Fuzülî'deki aşk şiirlerinin yüzyıllarca sevilerek okunmasının sebebini bu yaşanmışlığın, yalnızlığın ve ebedî hasretin inandırıcılığında aramak gerekir. Mizacının şiirine aksetmesi sanatının gücünü teşkil eder. Böylece aşk onun şiirle-rindeki lirizmin de kaynağı olur.
Fuzûli, kendi zamanından başlayarak hem divan hem de halk şairleri tarafından beğenilmiş ve sevilmiştir. Onun şiirlerine ve özellikle gazellerine nazîre söylememiş divan şairi yok gibidir. Bütün tezkirelerde, belki hiçbir şaire nasip olmayacak şekilde hakkında özel hürmet, itibar ve takdir ifadeleri yer alır. Divan şiirine suçlamaların yöneldiği Tanzimat devri şairlerinden Kâzım Paşa, Eşref Paşa, Nâmık Kemal, Recâizâde Ekrem, Muallim Naci, Ali Ruhî, Nâbizâde Nâzım. İsmail Safa ona nazîre yazmışlardır.
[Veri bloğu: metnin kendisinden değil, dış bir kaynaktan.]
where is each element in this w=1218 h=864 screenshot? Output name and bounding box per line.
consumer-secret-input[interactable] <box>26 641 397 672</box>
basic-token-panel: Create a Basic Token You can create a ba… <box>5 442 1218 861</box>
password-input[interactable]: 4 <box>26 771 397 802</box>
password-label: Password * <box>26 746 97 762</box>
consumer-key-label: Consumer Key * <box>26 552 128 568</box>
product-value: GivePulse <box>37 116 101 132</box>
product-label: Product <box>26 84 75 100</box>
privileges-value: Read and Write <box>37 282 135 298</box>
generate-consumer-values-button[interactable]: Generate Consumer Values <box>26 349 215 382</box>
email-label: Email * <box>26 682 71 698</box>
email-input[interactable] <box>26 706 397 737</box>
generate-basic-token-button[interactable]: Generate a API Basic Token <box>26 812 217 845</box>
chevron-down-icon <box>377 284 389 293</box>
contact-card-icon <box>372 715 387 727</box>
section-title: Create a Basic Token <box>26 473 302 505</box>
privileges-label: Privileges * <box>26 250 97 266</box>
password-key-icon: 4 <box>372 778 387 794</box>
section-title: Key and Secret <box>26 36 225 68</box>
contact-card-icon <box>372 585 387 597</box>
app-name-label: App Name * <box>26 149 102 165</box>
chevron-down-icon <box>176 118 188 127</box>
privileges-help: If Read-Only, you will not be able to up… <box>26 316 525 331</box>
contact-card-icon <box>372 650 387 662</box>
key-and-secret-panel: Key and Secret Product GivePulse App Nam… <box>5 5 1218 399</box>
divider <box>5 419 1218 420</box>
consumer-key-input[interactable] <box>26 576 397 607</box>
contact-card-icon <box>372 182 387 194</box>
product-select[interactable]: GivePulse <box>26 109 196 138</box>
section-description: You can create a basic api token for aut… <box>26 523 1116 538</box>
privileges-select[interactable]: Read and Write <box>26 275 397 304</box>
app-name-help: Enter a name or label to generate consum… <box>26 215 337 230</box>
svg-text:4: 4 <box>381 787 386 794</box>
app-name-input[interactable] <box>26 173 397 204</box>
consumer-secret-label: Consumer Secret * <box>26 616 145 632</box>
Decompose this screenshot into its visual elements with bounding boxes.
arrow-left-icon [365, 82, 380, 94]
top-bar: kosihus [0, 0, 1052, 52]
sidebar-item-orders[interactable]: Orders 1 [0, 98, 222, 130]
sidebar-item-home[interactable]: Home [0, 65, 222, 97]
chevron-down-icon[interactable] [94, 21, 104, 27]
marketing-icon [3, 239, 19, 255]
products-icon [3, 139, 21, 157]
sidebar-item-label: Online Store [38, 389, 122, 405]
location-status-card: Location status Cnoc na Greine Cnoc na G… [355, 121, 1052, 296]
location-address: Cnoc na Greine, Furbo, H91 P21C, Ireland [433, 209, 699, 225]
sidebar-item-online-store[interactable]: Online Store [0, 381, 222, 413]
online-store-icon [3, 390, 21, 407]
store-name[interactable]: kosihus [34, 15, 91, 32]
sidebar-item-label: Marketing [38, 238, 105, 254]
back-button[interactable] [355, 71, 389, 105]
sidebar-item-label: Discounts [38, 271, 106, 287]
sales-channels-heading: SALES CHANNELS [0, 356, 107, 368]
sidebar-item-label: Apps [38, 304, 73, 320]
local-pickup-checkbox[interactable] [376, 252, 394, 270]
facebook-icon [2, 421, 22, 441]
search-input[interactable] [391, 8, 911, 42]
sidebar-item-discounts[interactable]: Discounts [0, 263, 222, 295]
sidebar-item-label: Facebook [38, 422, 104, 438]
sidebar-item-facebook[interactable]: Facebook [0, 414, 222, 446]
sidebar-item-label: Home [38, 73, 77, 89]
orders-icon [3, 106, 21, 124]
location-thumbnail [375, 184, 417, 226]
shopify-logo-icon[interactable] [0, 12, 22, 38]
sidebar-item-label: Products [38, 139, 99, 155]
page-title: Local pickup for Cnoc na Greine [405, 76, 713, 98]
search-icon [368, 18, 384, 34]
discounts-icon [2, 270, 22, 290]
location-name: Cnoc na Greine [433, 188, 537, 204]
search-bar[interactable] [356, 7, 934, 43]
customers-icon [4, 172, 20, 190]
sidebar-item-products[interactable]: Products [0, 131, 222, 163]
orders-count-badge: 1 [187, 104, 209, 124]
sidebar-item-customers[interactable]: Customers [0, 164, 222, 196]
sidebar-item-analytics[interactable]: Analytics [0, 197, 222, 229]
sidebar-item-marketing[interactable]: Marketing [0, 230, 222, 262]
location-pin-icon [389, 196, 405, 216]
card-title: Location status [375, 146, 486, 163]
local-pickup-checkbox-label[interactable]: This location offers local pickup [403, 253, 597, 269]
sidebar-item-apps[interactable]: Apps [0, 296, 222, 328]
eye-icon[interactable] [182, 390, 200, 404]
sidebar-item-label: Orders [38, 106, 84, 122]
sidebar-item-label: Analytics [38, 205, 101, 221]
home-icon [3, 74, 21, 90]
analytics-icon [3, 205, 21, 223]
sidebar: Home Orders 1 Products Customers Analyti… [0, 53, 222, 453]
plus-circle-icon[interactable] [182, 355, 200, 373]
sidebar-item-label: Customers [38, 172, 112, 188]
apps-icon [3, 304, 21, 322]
Hatta Tevfik Fikret'in onun portresini çizdiği müstakil bir şiiri vardır.
Güney Kafkasya, Azerbaycan, İran, Irak ve Rusya'da yaşayan Türkler'in, yabancı kültür baskılarına rağmen manevî varlıklarını koruyabilmelerinin âmillerinden biri de Fuzûlî'nin her asırda sürekli okunabilmesi talihine sahip oluşudur.